Almost overnight, public interest shifted away from the Menendez brothers and toward Simpson. The brothers’ defense team was initially happy to cede attention. “I’m certainly glad we’re not [in the spotlight] anymore,” said Terri Towry, a public defender representing Lyle, to the Associated Press in 1995. “That kind of scrutiny of a criminal trial disrupts the process.” But Dunne pointed out that Simpson was a tough act to follow—his trial ended about a week before the Menendez brothers’ second trial began.
O.J. Simpson, whatever his private torments may be, puts on a front that is as audacious as his absolutely-100-percent-not-guilty reply to the guilty-or-not-guilty query. He enters the courtroom each time looking like a star. . .[He and his defense team are] aware that the camera is on them, and behave accordingly. By contrast, the Menendez brothers, their luster dimmed, schlepped into the courtroom in Van Nuys, looking like TV actors whose series had been canceled.
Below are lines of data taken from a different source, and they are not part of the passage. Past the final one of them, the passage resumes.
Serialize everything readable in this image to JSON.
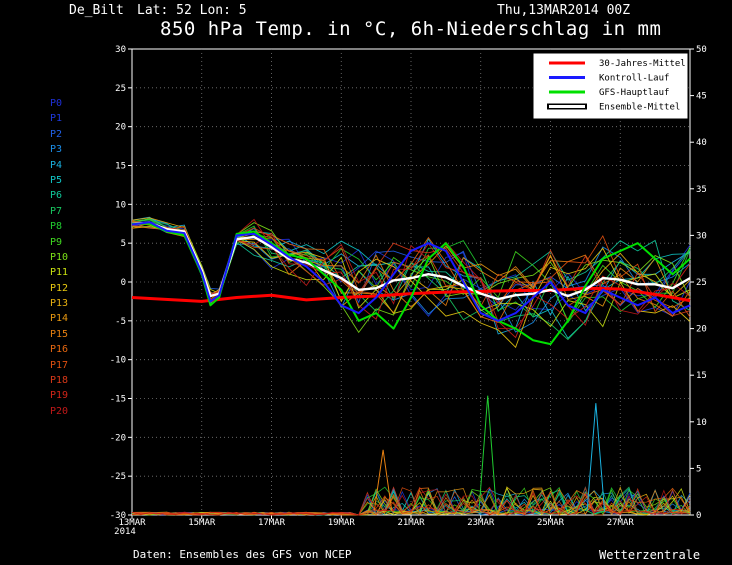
{
  "header": {
    "location": "De_Bilt",
    "coords": "Lat: 52 Lon: 5",
    "run": "Thu,13MAR2014 00Z",
    "title": "850 hPa Temp. in °C, 6h-Niederschlag in mm"
  },
  "members": [
    {
      "label": "P0",
      "color": "#1e2fd8"
    },
    {
      "label": "P1",
      "color": "#1e3ae0"
    },
    {
      "label": "P2",
      "color": "#2060e8"
    },
    {
      "label": "P3",
      "color": "#1c8ee8"
    },
    {
      "label": "P4",
      "color": "#1ab2e0"
    },
    {
      "label": "P5",
      "color": "#10c8c8"
    },
    {
      "label": "P6",
      "color": "#10c89a"
    },
    {
      "label": "P7",
      "color": "#18c860"
    },
    {
      "label": "P8",
      "color": "#20cc30"
    },
    {
      "label": "P9",
      "color": "#40d820"
    },
    {
      "label": "P10",
      "color": "#7ce018"
    },
    {
      "label": "P11",
      "color": "#c8e010"
    },
    {
      "label": "P12",
      "color": "#e8c810"
    },
    {
      "label": "P13",
      "color": "#e8b010"
    },
    {
      "label": "P14",
      "color": "#e89810"
    },
    {
      "label": "P15",
      "color": "#e88010"
    },
    {
      "label": "P16",
      "color": "#e86810"
    },
    {
      "label": "P17",
      "color": "#e05010"
    },
    {
      "label": "P18",
      "color": "#d83818"
    },
    {
      "label": "P19",
      "color": "#d02418"
    },
    {
      "label": "P20",
      "color": "#c01818"
    }
  ],
  "footer": {
    "source": "Daten: Ensembles des GFS von NCEP",
    "brand": "Wetterzentrale"
  },
  "chart_data": {
    "type": "line",
    "title": "850 hPa Temp. in °C, 6h-Niederschlag in mm",
    "x_labels": [
      "13MAR 2014",
      "15MAR",
      "17MAR",
      "19MAR",
      "21MAR",
      "23MAR",
      "25MAR",
      "27MAR"
    ],
    "x_range_days": [
      0,
      16
    ],
    "ylim_left": [
      -30,
      30
    ],
    "yticks_left": [
      30,
      25,
      20,
      15,
      10,
      5,
      0,
      -5,
      -10,
      -15,
      -20,
      -25,
      -30
    ],
    "ylim_right": [
      0,
      50
    ],
    "yticks_right": [
      50,
      45,
      40,
      35,
      30,
      25,
      20,
      15,
      10,
      5,
      0
    ],
    "grid": true,
    "legend_position": "top-right",
    "legend": [
      {
        "name": "30-Jahres-Mittel",
        "color": "#ff0000"
      },
      {
        "name": "Kontroll-Lauf",
        "color": "#1a1aff"
      },
      {
        "name": "GFS-Hauptlauf",
        "color": "#00e000"
      },
      {
        "name": "Ensemble-Mittel",
        "color": "#ffffff"
      }
    ],
    "series": [
      {
        "name": "30-Jahres-Mittel",
        "axis": "left",
        "color": "#ff0000",
        "x": [
          0,
          2,
          3,
          4,
          5,
          6,
          7,
          8,
          9,
          10,
          11,
          12,
          13,
          14,
          15,
          16
        ],
        "y": [
          -2,
          -2.5,
          -2,
          -1.7,
          -2.3,
          -2,
          -1.8,
          -1.5,
          -1.3,
          -1.2,
          -1.1,
          -1.1,
          -0.8,
          -0.9,
          -1.6,
          -2.4
        ]
      },
      {
        "name": "Ensemble-Mittel",
        "axis": "left",
        "color": "#ffffff",
        "x": [
          0,
          0.5,
          1,
          1.5,
          2,
          2.25,
          2.5,
          3,
          3.5,
          4,
          4.5,
          5,
          5.5,
          6,
          6.5,
          7,
          7.5,
          8,
          8.5,
          9,
          9.5,
          10,
          10.5,
          11,
          11.5,
          12,
          12.5,
          13,
          13.5,
          14,
          14.5,
          15,
          15.5,
          16
        ],
        "y": [
          7.5,
          7.6,
          6.8,
          6.5,
          1.5,
          -1.8,
          -1.5,
          5.5,
          5.8,
          4.5,
          3,
          2.5,
          1.5,
          0.5,
          -1,
          -0.8,
          0.2,
          0.5,
          1,
          0.6,
          -0.5,
          -1.5,
          -2.2,
          -1.7,
          -1.5,
          -1,
          -1.8,
          -1,
          0.5,
          0.3,
          -0.3,
          -0.3,
          -0.8,
          0.5
        ]
      },
      {
        "name": "GFS-Hauptlauf",
        "axis": "left",
        "color": "#00e000",
        "x": [
          0,
          0.5,
          1,
          1.5,
          2,
          2.25,
          2.5,
          3,
          3.5,
          4,
          4.5,
          5,
          5.5,
          6,
          6.5,
          7,
          7.5,
          8,
          8.5,
          9,
          9.5,
          10,
          10.5,
          11,
          11.5,
          12,
          12.5,
          13,
          13.5,
          14,
          14.5,
          15,
          15.5,
          16
        ],
        "y": [
          7.5,
          7.5,
          6.5,
          6,
          1,
          -3,
          -2,
          6.2,
          6.5,
          5,
          3.5,
          3,
          1,
          -1,
          -5,
          -4,
          -6,
          -2,
          3,
          5,
          2,
          -3,
          -5,
          -6,
          -7.5,
          -8,
          -5,
          -0.5,
          3,
          4,
          5,
          3,
          1,
          3
        ]
      },
      {
        "name": "Kontroll-Lauf",
        "axis": "left",
        "color": "#1a1aff",
        "x": [
          0,
          0.5,
          1,
          1.5,
          2,
          2.25,
          2.5,
          3,
          3.5,
          4,
          4.5,
          5,
          5.5,
          6,
          6.5,
          7,
          7.5,
          8,
          8.5,
          9,
          9.5,
          10,
          10.5,
          11,
          11.5,
          12,
          12.5,
          13,
          13.5,
          14,
          14.5,
          15,
          15.5,
          16
        ],
        "y": [
          7.4,
          7.7,
          6.6,
          6.3,
          1.2,
          -2.5,
          -1.7,
          6,
          6.2,
          4.8,
          3.2,
          2,
          0,
          -3,
          -4,
          -2,
          1,
          4,
          5,
          4,
          0,
          -4,
          -5,
          -4,
          -2,
          0,
          -3,
          -4,
          -1,
          -2,
          -3,
          -2,
          -4,
          -3
        ]
      }
    ],
    "precip_peaks_mm": [
      {
        "x": 7.2,
        "y": 7
      },
      {
        "x": 10.2,
        "y": 12.8
      },
      {
        "x": 13.3,
        "y": 12
      }
    ]
  }
}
Erik has said that despite the relationship he and Simpson shared in jail, he feels that Simpson’s acquittal negatively impacted his and his brothers’ retrial—suggesting that LA County District Attorney Gil Garcetti needed a win in the wake of the Simpson verdict. “O.J.’s verdict had a very negative effect on our case,” Erik said in The Menendez Murders: Erik Tells All. “Because [Simpson’s acquittal] was so shocking, there was this sense that an extreme injustice had happened and now we’re gonna have to right it with every defendant that comes up. We were the next defendant.” At their second trial, Erik and Lyle were found guilty of murdering their parents and sentenced to life in prison without parole.